Je renvoie pour en savoir plus sur cet important débat aux pages 90ss de mon ouvrage Laïcité 1905-2005 entre passion et raison (Le Seuil).

Combes chercha une position médiane entre ces deux positions et il déposa un nouveau projet de loi interdisant l’enseignement à tous les degrés (primaire, secondaire, supérieur) aux congrégations. Il limita au maximum le nombre d’articles car son gouvernement avait déjà plus d’un an d’existence et certains anciens ministres de Waldeck-Rousseau piaffaient d’impatience et voulaient reprendre le pouvoir.

Cette opposition se traduisit notamment, en mars 1904 par une offensive du socialiste Millerand qui présidait la Commission du Travail de l’assemblée nationale. Il affirma que Combes se montrait si obstiné dans la lutte contre les congrégations qu’il ne prenait pas les mesures sociales impatiemment attendues, notamment l’instauration des retraites ouvrières.
A l’époque, c’était souvent à l’occasion de ce genre d’attaque, faite à l’improviste, que le gouvernement en place était mis en minorité. Là Jaurès contra Millerand : avec qui allait-il renverser Combes ? Avec les députés de droite. Et Jaurès, cinglant, ajoutait : « Quand la majorité actuelle sera brisée, quand le fantôme de la laïcité sera exorcisé, ils ne vous donneront pas vos réformes sociales ». Le gouvernement l’emporta de 10 voix.
En juillet 1904, le projet de loi d’Emile Combes fut voté et promulgué et l’enseignement devenait interdit pour tous les membres d’une congrégation. Les seules dérogations concernaient l’Outre-Mer.

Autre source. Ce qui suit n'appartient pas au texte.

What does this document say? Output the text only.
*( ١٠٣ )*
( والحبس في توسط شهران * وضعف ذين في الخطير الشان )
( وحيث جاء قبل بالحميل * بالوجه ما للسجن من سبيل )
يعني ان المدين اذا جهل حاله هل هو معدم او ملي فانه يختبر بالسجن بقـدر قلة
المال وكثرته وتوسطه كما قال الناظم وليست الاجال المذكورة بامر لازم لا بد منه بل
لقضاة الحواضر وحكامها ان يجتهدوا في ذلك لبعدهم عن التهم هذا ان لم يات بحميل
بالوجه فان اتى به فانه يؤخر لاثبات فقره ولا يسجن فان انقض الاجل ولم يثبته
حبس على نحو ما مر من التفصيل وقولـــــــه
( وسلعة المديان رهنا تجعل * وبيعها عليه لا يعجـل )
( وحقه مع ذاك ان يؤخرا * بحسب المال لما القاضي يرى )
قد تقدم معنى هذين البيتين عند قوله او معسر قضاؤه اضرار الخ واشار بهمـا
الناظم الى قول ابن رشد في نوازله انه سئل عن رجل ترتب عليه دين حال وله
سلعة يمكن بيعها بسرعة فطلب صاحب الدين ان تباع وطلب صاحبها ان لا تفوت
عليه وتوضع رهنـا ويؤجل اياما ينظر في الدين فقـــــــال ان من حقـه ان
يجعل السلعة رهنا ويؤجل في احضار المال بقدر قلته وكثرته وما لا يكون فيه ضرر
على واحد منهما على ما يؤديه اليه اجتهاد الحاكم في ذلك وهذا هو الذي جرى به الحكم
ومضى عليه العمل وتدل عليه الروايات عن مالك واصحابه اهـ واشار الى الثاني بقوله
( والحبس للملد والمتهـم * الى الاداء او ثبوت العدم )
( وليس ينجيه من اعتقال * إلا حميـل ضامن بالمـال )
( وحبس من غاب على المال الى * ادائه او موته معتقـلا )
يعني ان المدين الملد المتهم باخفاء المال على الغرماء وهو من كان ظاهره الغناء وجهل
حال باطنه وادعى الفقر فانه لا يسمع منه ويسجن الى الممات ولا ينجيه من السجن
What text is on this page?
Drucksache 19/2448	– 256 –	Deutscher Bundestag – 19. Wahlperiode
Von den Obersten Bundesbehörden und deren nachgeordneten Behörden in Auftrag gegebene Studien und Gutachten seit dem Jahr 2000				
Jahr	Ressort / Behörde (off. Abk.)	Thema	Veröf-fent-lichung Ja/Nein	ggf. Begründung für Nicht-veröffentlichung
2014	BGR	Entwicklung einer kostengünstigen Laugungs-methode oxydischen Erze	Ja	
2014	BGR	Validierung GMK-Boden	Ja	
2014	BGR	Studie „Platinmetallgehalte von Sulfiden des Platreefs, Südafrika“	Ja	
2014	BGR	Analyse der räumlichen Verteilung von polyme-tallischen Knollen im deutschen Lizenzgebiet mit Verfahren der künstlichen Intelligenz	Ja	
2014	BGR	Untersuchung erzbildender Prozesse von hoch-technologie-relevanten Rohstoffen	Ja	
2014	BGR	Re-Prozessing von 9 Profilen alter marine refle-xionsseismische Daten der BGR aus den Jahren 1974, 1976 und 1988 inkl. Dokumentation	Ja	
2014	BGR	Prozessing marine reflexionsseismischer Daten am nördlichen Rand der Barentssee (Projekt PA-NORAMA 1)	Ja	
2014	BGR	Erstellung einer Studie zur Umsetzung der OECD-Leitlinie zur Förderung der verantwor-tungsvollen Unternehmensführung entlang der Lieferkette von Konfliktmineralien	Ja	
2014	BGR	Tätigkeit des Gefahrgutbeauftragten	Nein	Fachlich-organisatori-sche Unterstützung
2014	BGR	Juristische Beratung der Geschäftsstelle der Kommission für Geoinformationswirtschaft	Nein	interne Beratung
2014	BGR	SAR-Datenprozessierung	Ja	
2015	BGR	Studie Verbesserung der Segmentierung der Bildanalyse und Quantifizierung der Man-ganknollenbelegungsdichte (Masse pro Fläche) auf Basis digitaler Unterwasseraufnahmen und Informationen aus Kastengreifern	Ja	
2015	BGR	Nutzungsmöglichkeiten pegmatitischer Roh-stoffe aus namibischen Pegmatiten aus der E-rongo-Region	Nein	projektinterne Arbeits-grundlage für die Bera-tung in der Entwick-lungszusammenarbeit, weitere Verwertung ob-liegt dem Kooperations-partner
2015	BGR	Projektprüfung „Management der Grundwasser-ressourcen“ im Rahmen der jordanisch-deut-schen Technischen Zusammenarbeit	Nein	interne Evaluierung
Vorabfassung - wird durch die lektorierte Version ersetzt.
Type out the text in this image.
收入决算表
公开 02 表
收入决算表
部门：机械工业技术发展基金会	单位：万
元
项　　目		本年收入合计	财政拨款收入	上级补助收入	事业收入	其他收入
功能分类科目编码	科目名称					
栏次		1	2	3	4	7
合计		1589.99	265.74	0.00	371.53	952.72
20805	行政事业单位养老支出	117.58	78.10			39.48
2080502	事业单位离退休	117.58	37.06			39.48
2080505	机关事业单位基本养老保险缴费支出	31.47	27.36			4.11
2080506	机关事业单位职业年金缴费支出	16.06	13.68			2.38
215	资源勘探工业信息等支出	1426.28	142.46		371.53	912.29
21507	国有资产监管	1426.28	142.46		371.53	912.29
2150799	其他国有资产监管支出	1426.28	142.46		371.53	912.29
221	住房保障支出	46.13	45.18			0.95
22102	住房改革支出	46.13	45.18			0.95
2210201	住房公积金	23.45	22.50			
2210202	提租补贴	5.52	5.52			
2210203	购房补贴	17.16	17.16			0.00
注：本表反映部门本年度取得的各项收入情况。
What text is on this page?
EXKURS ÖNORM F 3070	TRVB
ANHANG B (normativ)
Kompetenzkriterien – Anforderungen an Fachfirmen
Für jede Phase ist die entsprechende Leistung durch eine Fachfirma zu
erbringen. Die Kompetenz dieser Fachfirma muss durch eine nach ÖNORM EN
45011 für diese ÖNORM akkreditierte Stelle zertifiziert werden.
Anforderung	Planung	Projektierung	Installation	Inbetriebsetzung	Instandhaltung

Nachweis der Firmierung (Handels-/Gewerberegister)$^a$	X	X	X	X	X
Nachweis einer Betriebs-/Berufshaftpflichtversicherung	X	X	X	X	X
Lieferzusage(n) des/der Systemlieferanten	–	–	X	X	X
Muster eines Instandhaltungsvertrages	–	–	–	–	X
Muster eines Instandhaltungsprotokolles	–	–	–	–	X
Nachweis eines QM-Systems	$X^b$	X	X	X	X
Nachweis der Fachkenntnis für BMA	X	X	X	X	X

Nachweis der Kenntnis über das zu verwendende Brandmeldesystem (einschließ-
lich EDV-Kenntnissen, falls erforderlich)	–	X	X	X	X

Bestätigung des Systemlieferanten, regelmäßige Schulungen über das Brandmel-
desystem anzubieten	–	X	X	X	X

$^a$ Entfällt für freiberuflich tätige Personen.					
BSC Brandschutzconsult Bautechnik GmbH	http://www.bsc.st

SECONDE PARTIE : LAÏCISATION ET DEMOCRATIE

La lutte contre les congrégations, engagée à partir de 1901 (avant Combes donc) pose le problème des relations entre laïcisation et démocratie. Nous allons voir pourquoi.

Les congrégations atteintes étaient également, pour la première fois depuis la Révolution, des congrégations de femmes. Les religieux et les religieuses n’avaient plus que deux possibilités l’exil ou la sécularisation.


Environ 30000, selon les estimations les plus sérieuses des historiens, choisirent l’exil soit dans les pays limitrophes de la France, soit dans des régions plus lointaines comme le Proche Orient ou le Quebec. Cet exil avait commencé après l’adoption de la loi de juillet 1901, actualisant (même si cela était moins grave) celui qui avait eu lieu lors de la Terreur politico-religieuse de la Révolution a donné (il ne faut pas se le cacher) à la laïcité française une réputation d’ »intolérance » dont elle a du mal, aujourd’hui à se défaire.

La sécularisation signifiait que les religieux et les religieuses quittent leurs habits spécifiques et ne vivent plus « hors du monde ». Les religieux qui étaient prêtres pouvaient devenir des prêtres séculiers, sous l’autorité de l’évêque de leur diocèse. Normalement un congréganiste sécularisé recouvrait tous ses droits. Mais comme cette « sécularisation » était en fait contrainte, on pouvait suspecter sa sincérité. C’est toujours la même histoire : quand on oblige les gens à se « libérer » de leurs « erreurs », rien n’indique, qu’au fond d’eux-mêmes ils les considèrent comme telles. Ainsi les juifs convertis de force au christianisme en Espagne furent considérés comme des « marranes », continuant à pratiquer en secret des prescriptions juives, et après la Révocation de l’Edit de Nantes, les protestants, devenus officiellement des « nouveaux catholiques », restaient toujours suspects de protestantisme.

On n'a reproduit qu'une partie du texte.